When I wrote about OpenAI feeling some pressure, I meant exactly this.
Such a widely available integration, among other things, also helps to introduce a new technology to less technically inclined users. This might be beneficial to many, for instance seniors are increasingly suffering from loneliness - not just them, unfortunately - and chatbots have been proven to help them feel less lonely. This outcome by itself should be a reason for celebration. I might add that a free integration at this level allows those with less or no disposable income, to still take advantage of a tremendously powerful technology. 💪
But Not Everyone is Happy
As you can expect, not everyone is happy about a change that can arguably be seen as a little pervasive. Many people have been asking how to remove the AI assistant, but the answer has been: you can’t. Well, for now you can block Meta AI on the various apps, if you wish, but that might not be a complete solution going forward.
It’s an experimental technology, some mistakes can be dangerous of course, but sometimes they’re just hilarious. The AP reported that Meta AI added itself to a Facebook group of Moms in NYC where it claimed it too had children in NYC 🤣. After being caught in his lie, it wrote:
“Apologies for the mistake! I’m just a large language model, I don’t have experiences or children” and then it disappeared.

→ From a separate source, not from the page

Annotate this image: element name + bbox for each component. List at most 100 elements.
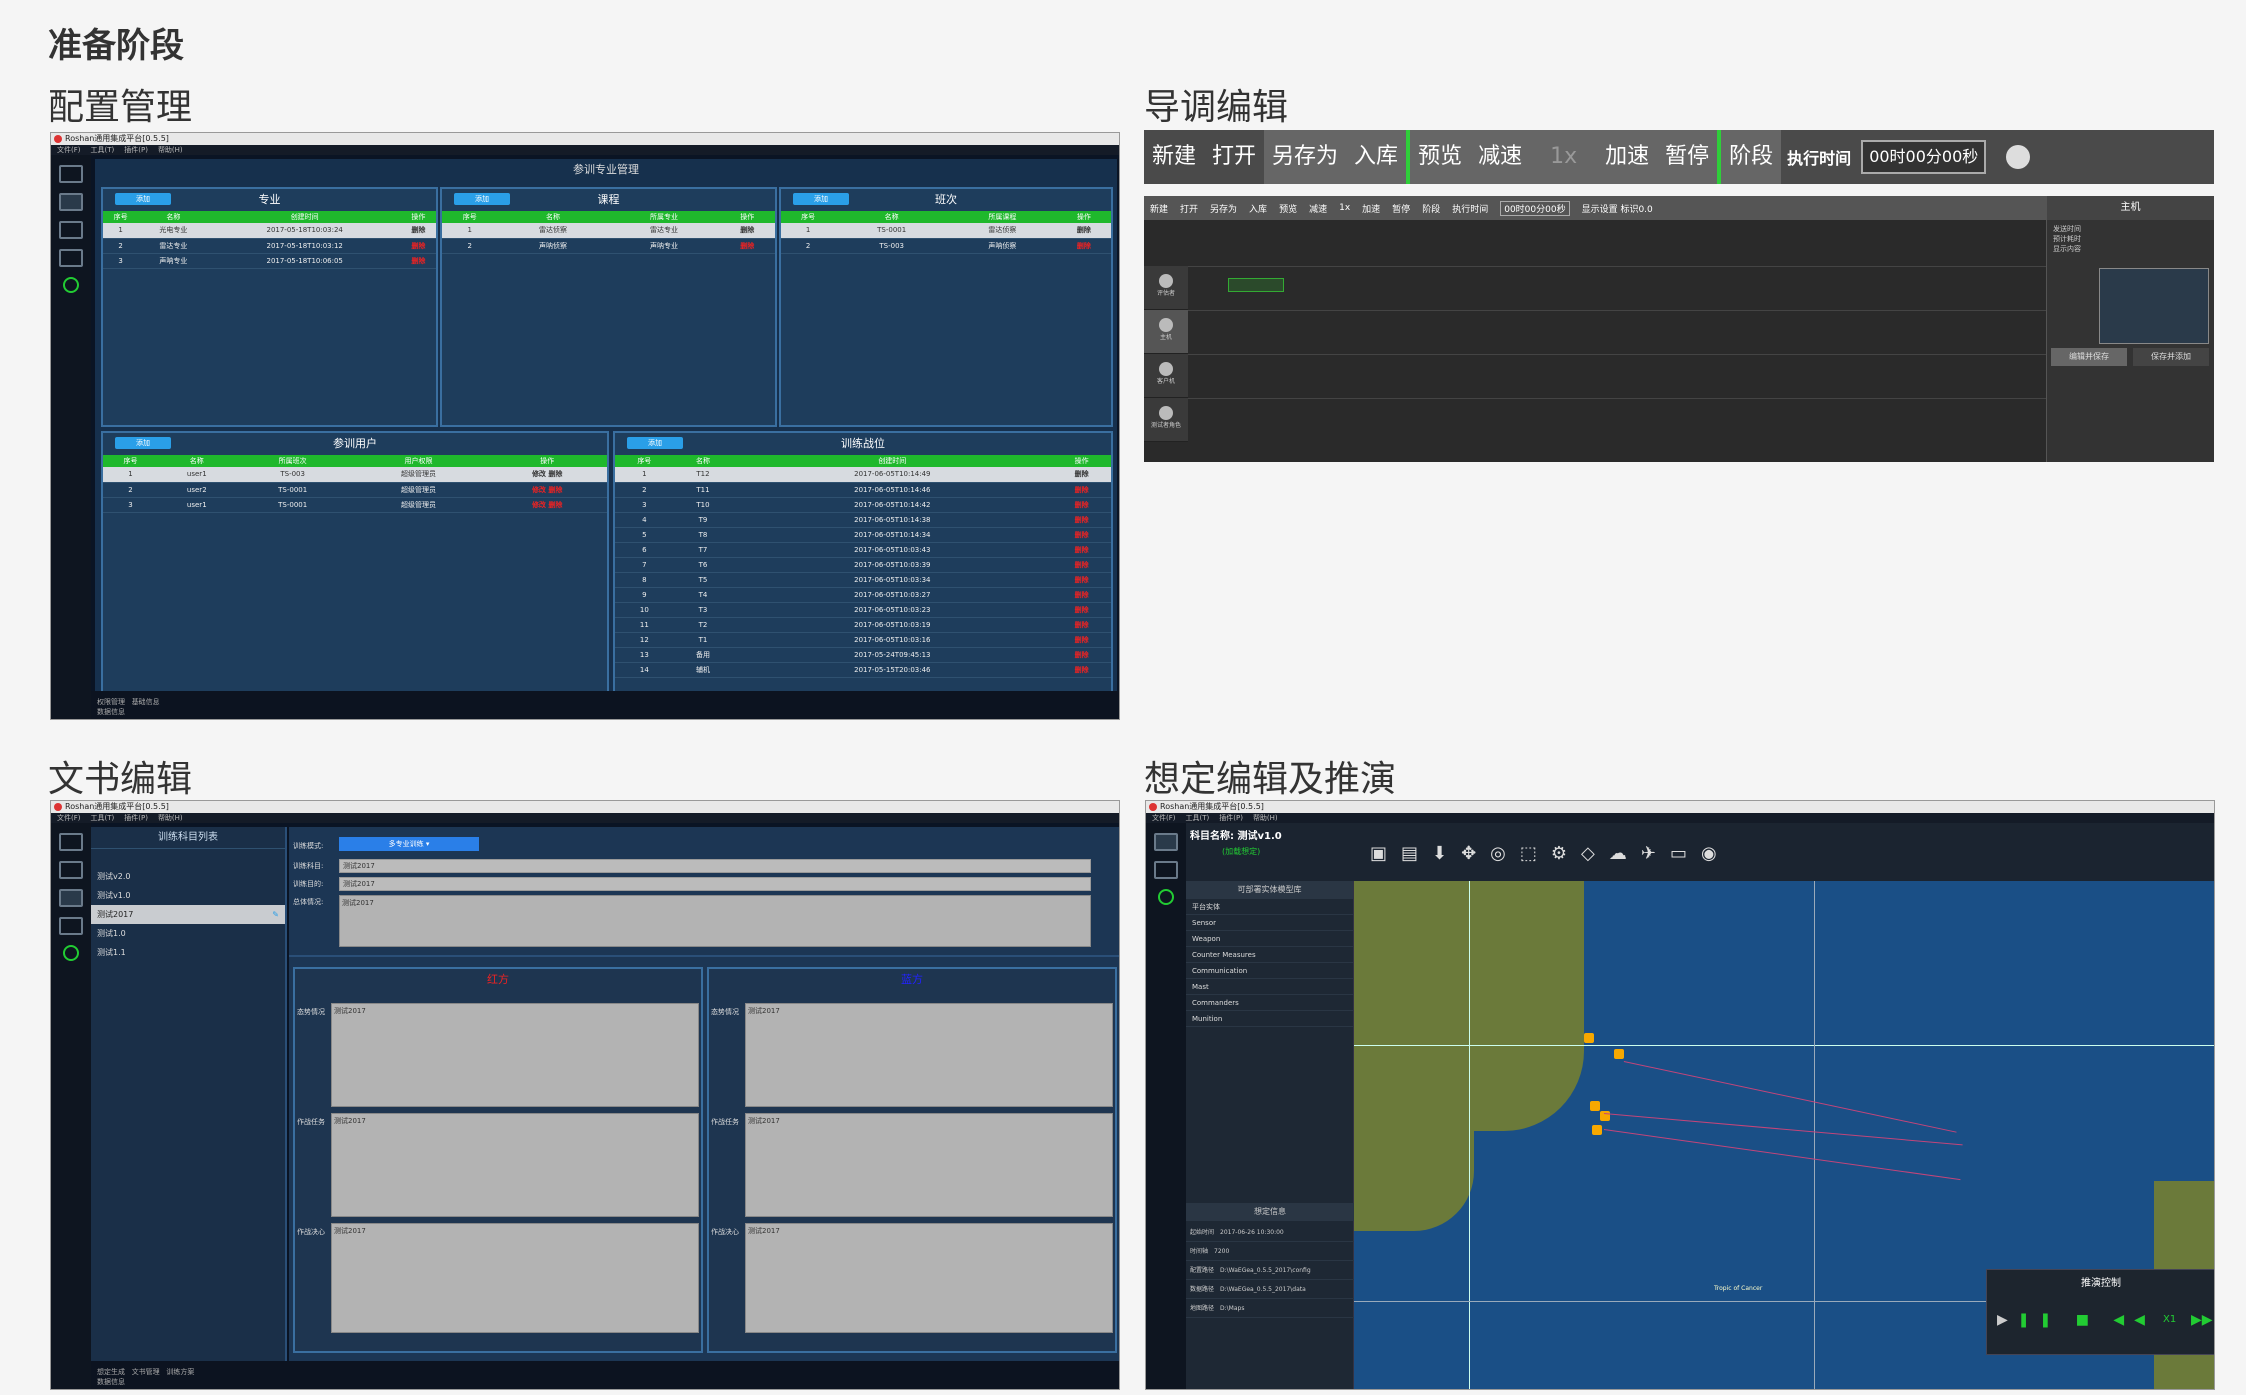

Meta AI is apparently more mature than 99% of social media users. And I wouldn’t blame it for trying and feel the vibes of parenthood. In fact, I would have made it a honorary member of the group rather than shoo it out.
There were also a few complaints - rather mild if we compare them with what happened after the release of Gemini - about image generation. So let me introduce you the founders of Google:
And Microsoft:
The same issues about drawing white people (or refusing to, depending on the scenario) that have been plaguing Gemini are somewhat present in LLama 3 as well. At this point, this aspect seems to come with every LLM and image generation assistant, so we’ll get used to it. Though let’s be honest, who doesn’t like Bilal Gates?!
We are living in a fantastic time, where the pressure to compete and deliver on a single technology - well, outside of war times - has never been higher. Companies are trying to fiercely defend their positions with intense research & development efforts. Startups have a newborn technology that can be aligned in every possible direction. To say that all of this is just exciting is an understatement, in fact we are witnessing history being written.
That’s all for today, now go and enjoy that kombucha, if you must!